The landscape changed and she was there to report it. Her family enlarged and diminished and she chronicled that. She herself transformed -- or maybe just aged. And then she walked away.
Idle Rambles is her memoir. Using a traditional Japanese form called haibun — haiku interspersed with descriptions of nature and wildlife — Kratz begins with her move as a thirty-something newspaper reporter, wife, and mother from Midwest flatlands to that Eastern hillside. The record of her walks arcs to her abandonment of the mountain: retired, widowed, and empty-nested.
Kratz’s thoughts touch on Urban Sprawl, Environment, Natural History, Geography, Geology, History, Haiku, Martial Arts, and more. Essays describe horror at the sight of unexpected new guardrails; foibles of her daughter’s dogs, who were her walking companions; failing to outrun a thunderstorm; depredations to the forest by home builders; seclusion of practicing Tai Chi on wooded lots as yet unbuilt; addressing an unresponsive ladies’ group on environmental protection of the mountain; picking berries with a five-year-old neighbor; taking walks with her toddler granddaughter; memories of weeding with her own grandmother; reflections on quirky neighbors; ruminations on the sounds of wind chimes, insects, wind, water, leaves, and voices — human and animal. She obsessively made it all into poems and essays. “I had to put it into words to really see it.”

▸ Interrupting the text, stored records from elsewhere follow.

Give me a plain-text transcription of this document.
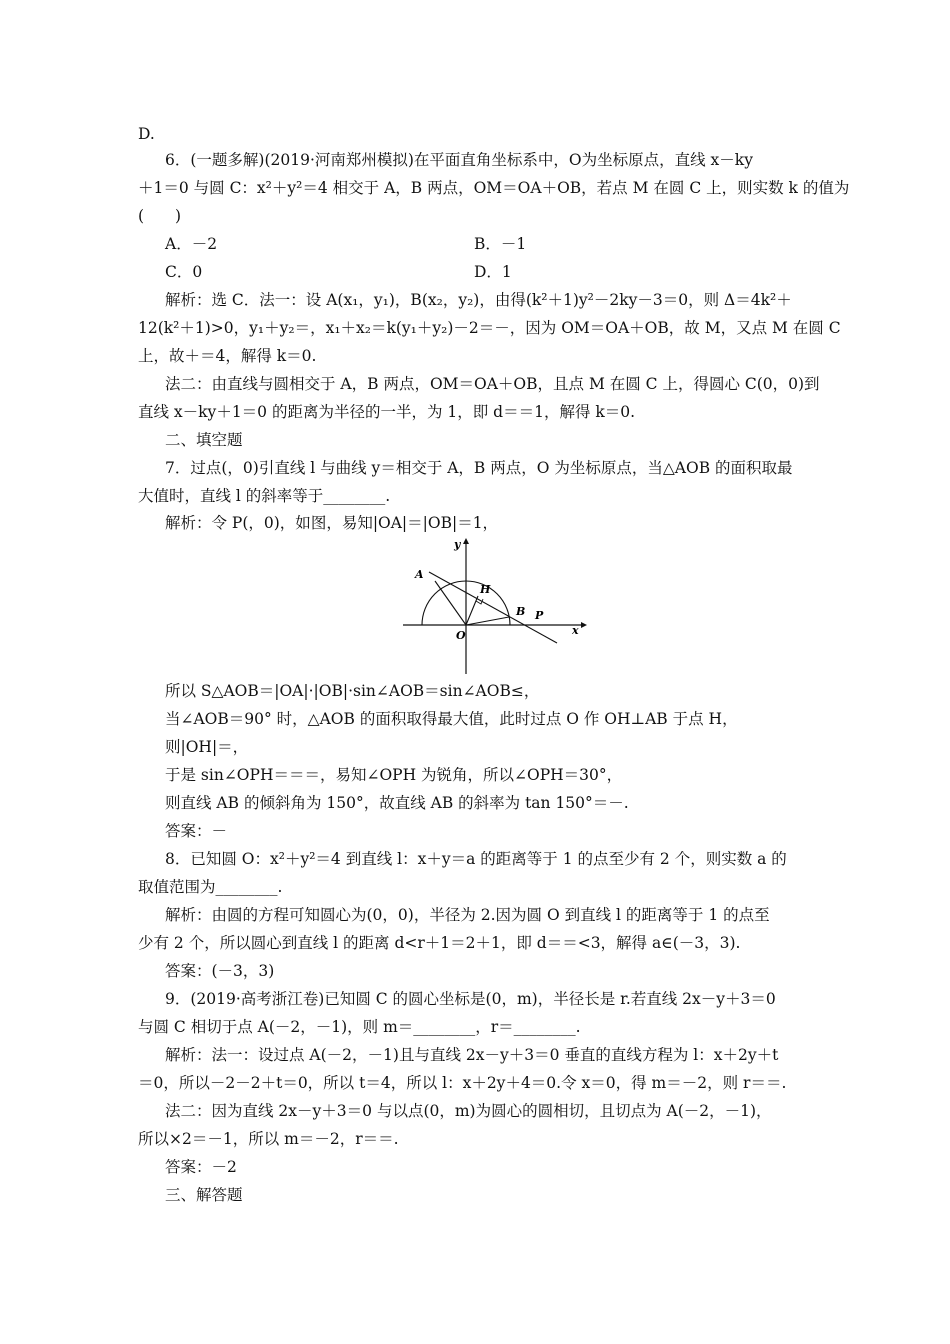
D.
6．(一题多解)(2019·河南郑州模拟)在平面直角坐标系中，O为坐标原点，直线 x－ky
＋1＝0 与圆 C：x²＋y²＝4 相交于 A，B 两点，OM＝OA＋OB，若点 M 在圆 C 上，则实数 k 的值为
(　　)
A．－2	B．－1
C．0	D．1
解析：选 C．法一：设 A(x₁，y₁)，B(x₂，y₂)，由得(k²＋1)y²－2ky－3＝0，则 Δ＝4k²＋
12(k²＋1)>0，y₁＋y₂＝，x₁＋x₂＝k(y₁＋y₂)－2＝－，因为 OM＝OA＋OB，故 M，又点 M 在圆 C
上，故＋＝4，解得 k＝0.
法二：由直线与圆相交于 A，B 两点，OM＝OA＋OB，且点 M 在圆 C 上，得圆心 C(0，0)到
直线 x－ky＋1＝0 的距离为半径的一半，为 1，即 d＝＝1，解得 k＝0.
二、填空题
7．过点(，0)引直线 l 与曲线 y＝相交于 A，B 两点，O 为坐标原点，当△AOB 的面积取最
大值时，直线 l 的斜率等于________.
解析：令 P(，0)，如图，易知|OA|＝|OB|＝1，
y
x
A
H
B P
O
所以 S△AOB＝|OA|·|OB|·sin∠AOB＝sin∠AOB≤，
当∠AOB＝90° 时，△AOB 的面积取得最大值，此时过点 O 作 OH⊥AB 于点 H，
则|OH|＝，
于是 sin∠OPH＝＝＝，易知∠OPH 为锐角，所以∠OPH＝30°，
则直线 AB 的倾斜角为 150°，故直线 AB 的斜率为 tan 150°＝－.
答案：－
8．已知圆 O：x²＋y²＝4 到直线 l：x＋y＝a 的距离等于 1 的点至少有 2 个，则实数 a 的
取值范围为________.
解析：由圆的方程可知圆心为(0，0)，半径为 2.因为圆 O 到直线 l 的距离等于 1 的点至
少有 2 个，所以圆心到直线 l 的距离 d<r＋1＝2＋1，即 d＝＝<3，解得 a∈(－3，3).
答案：(－3，3)
9．(2019·高考浙江卷)已知圆 C 的圆心坐标是(0，m)，半径长是 r.若直线 2x－y＋3＝0
与圆 C 相切于点 A(－2，－1)，则 m＝________，r＝________.
解析：法一：设过点 A(－2，－1)且与直线 2x－y＋3＝0 垂直的直线方程为 l：x＋2y＋t
＝0，所以－2－2＋t＝0，所以 t＝4，所以 l：x＋2y＋4＝0.令 x＝0，得 m＝－2，则 r＝＝.
法二：因为直线 2x－y＋3＝0 与以点(0，m)为圆心的圆相切，且切点为 A(－2，－1)，
所以×2＝－1，所以 m＝－2，r＝＝.
答案：－2
三、解答题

Progressing through the seasons, the stories reveal the mountain forest’s history: clear-cut five or six times since the colonial era — geography: part of Pennsylvania's ridge system that carries the Appalachian Trail — geology: a remnant of towering mountains and sandy seabeds that split eons ago from the African continent — ecology: “I’m a non-native here myself;” she writes.
The 78,000-word manuscript, including about six photos by the author, is presently in search of a publisher.